Wealth.com Announces Series B

In other fundraise news, Wealth.com announced it has raised a $65Mn Series B. Investors include Google Ventures, Citi Ventures, 53 Stations, Anthos Capital, Charles Schwab, Alumni Ventures, and others. The funding brings Wealth.com’s total raised to date to approximately $110Mn. The company offers AI-powered estate and tax planning services. The new funding is intended to support the company’s product development, including via strategic acquisitions, and to grow its U.S. distribution. The company says its AI engine, dubbed Ester Intelligence, processed more than 100,000 documents last year and that it has seen a more than 600% increase year-over-year in use of AI-powered workflows.

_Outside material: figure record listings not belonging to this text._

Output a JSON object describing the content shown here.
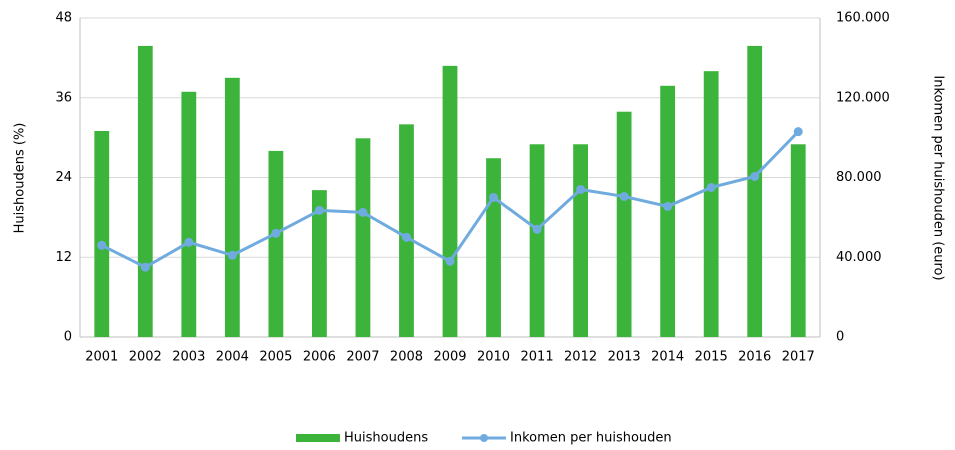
{
  "chart_data": {
    "type": "bar",
    "categories": [
      "2001",
      "2002",
      "2003",
      "2004",
      "2005",
      "2006",
      "2007",
      "2008",
      "2009",
      "2010",
      "2011",
      "2012",
      "2013",
      "2014",
      "2015",
      "2016",
      "2017"
    ],
    "ylabel": "Huishoudens (%)",
    "y2label": "Inkomen per huishouden (euro)",
    "ylim": [
      0,
      48
    ],
    "yticks": [
      0,
      12,
      24,
      36,
      48
    ],
    "y2lim": [
      0,
      160000
    ],
    "y2ticks": [
      0,
      {
        "value": 40000,
        "label": "40.000"
      },
      {
        "value": 80000,
        "label": "80.000"
      },
      {
        "value": 120000,
        "label": "120.000"
      },
      {
        "value": 160000,
        "label": "160.000"
      }
    ],
    "grid": true,
    "legend": "bottom",
    "series": [
      {
        "name": "Huishoudens",
        "type": "bar",
        "color": "#3cb43c",
        "values": [
          31,
          43.8,
          36.9,
          39,
          28,
          22.1,
          29.9,
          32,
          40.8,
          26.9,
          29,
          29,
          33.9,
          37.8,
          40,
          43.8,
          29
        ]
      },
      {
        "name": "Inkomen per huishouden",
        "type": "line",
        "axis": "y2",
        "color": "#70abdf",
        "values": [
          46000,
          35000,
          47500,
          41000,
          52000,
          63500,
          62500,
          50000,
          38000,
          70000,
          54000,
          74000,
          70500,
          65500,
          75000,
          80500,
          103000
        ]
      }
    ]
  }
}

Latitude Emerges from Stealth

Latitude, a cross-border payment infrastructure startup, has emerged from stealth and announced it has raised $8Mn in seed funding. The round was led by NEA. Founded by vets of Uber and Stripe, Latitude has built “proprietary” fiat-to-stablecoin rails, enabling it to facilitate payments to more than 50 markets via a single API. The company’s “Latitude Liquidity Network” enables U.S. businesses to send payments to international recipients in local currencies for a flat 0.5% fee. Latitude CEO Cyril Matthew told Fintech Futures, “Latitude was founded to fix a persistent problem in global commerce: moving money across borders is still slow, expensive, and complex. After building payments and stablecoin products at Uber, Coinbase, and Stripe, we set out to rebuild global payments infrastructure from the ground up using stablecoin rails — enabling instant, transparent, and cost-efficient money movement.”

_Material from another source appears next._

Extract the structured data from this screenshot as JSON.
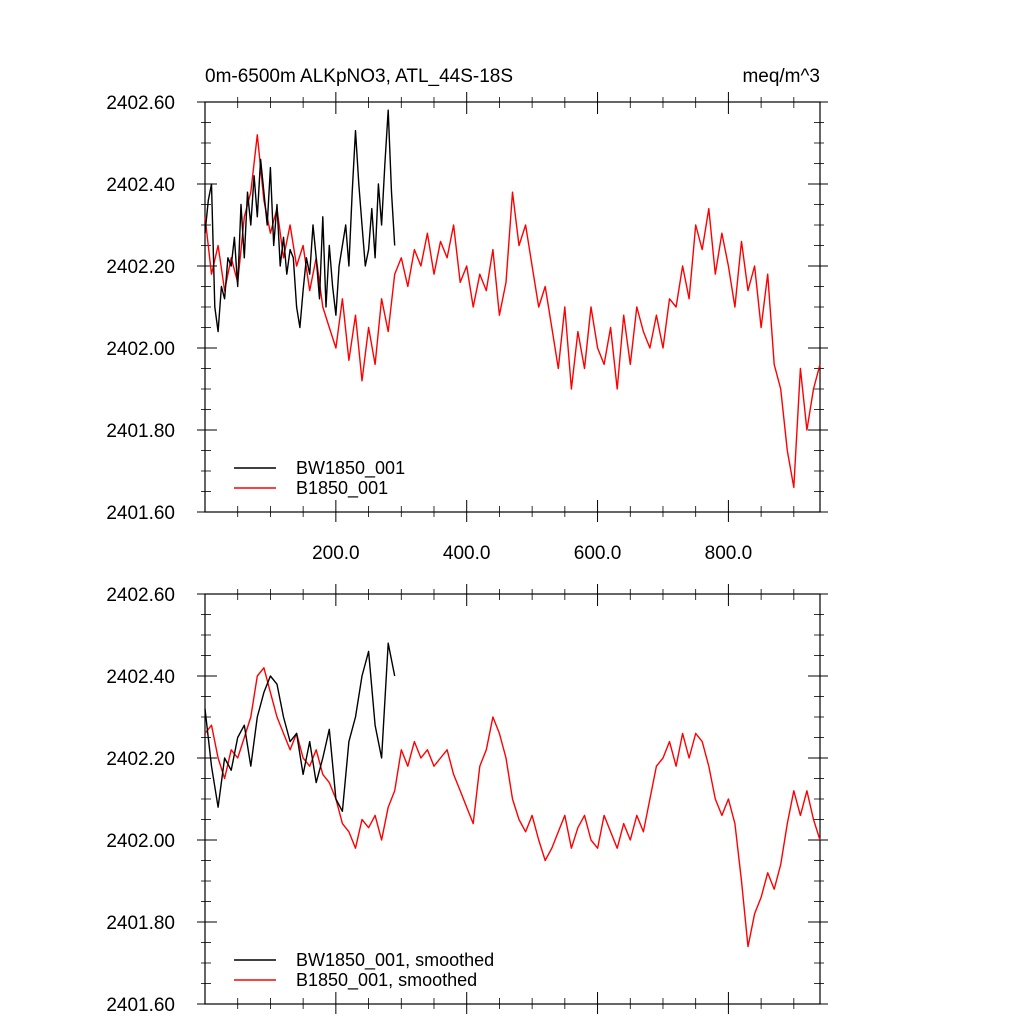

Mission Lane Applies for Charter

Mission Lane, a Richmond-based credit card startup, is the latest company to apply for a bank charter. The proposed de novo, to be known as Mission Lane Bank, will operate as a special-purpose credit card bank, if approved. Per the public portion of the company’s charter application, Mission Lane intends to use the charter “to focus on a specific market niche: an estimated 70 million Americans geographically dispersed across the country who are systematically underserved by traditional financial institutions and have a demonstrated need for affordable access to credit.” Presently, Mission Lane partners with two banks to issue its cards: Transportation Alliance Bank and WebBank. As a special-purpose credit card bank, Mission Lane Bank would only be allowed to engage in credit card operations and would be prohibited from accepting “demand deposits or deposits that the depositor may withdraw by check or similar means for payment to third parties or others.”

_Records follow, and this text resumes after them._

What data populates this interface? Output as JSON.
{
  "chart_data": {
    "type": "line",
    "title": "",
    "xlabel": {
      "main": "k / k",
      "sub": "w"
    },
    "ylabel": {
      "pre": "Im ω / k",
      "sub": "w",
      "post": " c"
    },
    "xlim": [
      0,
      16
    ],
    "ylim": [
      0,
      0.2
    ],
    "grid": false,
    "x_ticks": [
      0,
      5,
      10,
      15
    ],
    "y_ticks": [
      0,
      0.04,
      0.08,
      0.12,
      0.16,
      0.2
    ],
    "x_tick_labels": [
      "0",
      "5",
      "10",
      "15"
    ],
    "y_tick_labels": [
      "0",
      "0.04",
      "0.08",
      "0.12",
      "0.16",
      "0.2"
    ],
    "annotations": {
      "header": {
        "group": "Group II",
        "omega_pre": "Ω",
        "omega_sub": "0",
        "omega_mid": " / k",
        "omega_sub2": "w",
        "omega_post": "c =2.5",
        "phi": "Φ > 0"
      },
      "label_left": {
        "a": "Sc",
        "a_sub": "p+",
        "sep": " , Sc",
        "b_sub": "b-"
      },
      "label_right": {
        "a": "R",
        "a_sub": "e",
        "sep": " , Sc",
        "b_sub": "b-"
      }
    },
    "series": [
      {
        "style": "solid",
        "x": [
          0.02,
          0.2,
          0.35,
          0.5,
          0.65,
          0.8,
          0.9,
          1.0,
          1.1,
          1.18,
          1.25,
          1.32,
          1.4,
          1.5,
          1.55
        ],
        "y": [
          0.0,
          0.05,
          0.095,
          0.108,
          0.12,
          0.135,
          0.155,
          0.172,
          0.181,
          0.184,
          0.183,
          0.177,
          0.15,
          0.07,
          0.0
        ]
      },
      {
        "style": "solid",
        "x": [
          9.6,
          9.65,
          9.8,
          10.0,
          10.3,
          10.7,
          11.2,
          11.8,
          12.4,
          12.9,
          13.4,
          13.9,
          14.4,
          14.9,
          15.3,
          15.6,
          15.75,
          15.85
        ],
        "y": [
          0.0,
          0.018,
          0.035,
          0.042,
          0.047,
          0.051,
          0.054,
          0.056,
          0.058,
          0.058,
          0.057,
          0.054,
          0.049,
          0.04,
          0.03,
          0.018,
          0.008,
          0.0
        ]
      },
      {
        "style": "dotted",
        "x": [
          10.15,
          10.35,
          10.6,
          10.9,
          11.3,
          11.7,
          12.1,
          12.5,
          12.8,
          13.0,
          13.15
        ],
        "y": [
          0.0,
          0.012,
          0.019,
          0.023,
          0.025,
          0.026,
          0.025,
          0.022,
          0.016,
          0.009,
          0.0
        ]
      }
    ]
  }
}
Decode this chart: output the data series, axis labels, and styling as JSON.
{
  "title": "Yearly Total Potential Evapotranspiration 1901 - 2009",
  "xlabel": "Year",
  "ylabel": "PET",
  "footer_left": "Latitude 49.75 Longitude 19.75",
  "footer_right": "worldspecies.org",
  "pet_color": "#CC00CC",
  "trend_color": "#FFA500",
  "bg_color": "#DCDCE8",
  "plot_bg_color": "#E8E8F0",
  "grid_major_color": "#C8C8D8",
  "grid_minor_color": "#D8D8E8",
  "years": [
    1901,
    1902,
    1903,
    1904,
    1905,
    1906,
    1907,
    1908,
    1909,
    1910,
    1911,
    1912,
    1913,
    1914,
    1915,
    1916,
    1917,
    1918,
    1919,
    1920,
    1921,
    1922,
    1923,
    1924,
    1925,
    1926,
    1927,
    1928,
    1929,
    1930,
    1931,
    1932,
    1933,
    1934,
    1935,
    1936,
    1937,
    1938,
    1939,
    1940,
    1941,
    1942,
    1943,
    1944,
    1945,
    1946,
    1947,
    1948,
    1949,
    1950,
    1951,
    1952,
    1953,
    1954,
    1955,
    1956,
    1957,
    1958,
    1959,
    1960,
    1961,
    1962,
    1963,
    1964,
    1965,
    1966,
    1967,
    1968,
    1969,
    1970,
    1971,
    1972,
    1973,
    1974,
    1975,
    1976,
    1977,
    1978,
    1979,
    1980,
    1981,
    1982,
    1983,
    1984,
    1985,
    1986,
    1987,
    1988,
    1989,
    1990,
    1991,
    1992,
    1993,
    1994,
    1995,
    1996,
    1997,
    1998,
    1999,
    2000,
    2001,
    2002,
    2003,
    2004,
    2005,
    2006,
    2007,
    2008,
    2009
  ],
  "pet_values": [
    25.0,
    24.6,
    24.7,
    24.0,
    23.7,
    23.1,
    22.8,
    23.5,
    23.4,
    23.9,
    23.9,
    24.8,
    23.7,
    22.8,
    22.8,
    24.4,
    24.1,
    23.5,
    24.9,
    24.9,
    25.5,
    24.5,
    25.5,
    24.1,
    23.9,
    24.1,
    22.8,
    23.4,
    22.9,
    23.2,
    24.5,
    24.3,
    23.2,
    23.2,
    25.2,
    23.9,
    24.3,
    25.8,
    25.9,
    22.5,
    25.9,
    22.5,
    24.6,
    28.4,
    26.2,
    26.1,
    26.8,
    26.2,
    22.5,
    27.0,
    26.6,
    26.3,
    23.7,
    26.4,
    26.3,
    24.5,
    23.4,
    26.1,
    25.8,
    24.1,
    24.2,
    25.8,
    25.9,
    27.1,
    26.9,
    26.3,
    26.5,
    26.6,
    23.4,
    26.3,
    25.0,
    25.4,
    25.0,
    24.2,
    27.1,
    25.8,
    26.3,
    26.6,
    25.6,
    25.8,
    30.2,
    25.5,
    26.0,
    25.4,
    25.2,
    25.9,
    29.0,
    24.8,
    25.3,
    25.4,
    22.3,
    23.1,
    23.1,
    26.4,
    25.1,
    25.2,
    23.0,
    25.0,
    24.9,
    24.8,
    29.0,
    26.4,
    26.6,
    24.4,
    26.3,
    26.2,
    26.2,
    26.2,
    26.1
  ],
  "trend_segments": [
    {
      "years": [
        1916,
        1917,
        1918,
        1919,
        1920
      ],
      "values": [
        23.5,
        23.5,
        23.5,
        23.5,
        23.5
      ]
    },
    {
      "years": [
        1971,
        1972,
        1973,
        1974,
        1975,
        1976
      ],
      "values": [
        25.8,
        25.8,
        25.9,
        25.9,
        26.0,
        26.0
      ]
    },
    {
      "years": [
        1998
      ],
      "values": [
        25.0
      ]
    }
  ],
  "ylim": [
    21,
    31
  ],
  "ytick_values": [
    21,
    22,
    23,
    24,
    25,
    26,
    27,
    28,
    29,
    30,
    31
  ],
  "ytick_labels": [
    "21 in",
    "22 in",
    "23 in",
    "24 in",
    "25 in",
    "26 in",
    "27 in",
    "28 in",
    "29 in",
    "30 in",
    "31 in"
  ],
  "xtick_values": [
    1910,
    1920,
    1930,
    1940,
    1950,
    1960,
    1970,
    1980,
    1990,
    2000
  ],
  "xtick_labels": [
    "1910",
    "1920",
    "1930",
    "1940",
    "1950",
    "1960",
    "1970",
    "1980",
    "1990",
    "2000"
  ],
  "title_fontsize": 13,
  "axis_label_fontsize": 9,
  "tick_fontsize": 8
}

Repay Rebuffs Acquisition Offer

Payments processor Repay has attracted a $1Bn takeover offer from Forager Capital, per a letter from the investor last week. Forager already owns a 13% stake in Repay and is offering $4.80 a share, a hefty 75% premium to its 30-day volume-weighted average price of $2.75. Repay said it would consider the offer, but per reporting in Payments Dive, the company implemented a shareholder rights plan to defend against the unwanted offer. The proposed takeover comes as Repay is pursuing a deal of its own: the potential acquisition of Kubra Data Transfer, another company in the payment processing space. Repay offered $372Mn to acquire the company last month, but the offer was rejected, owing to opposition from Veradace Partners, which owns an 8.4% stake in Kubra Data Transfer.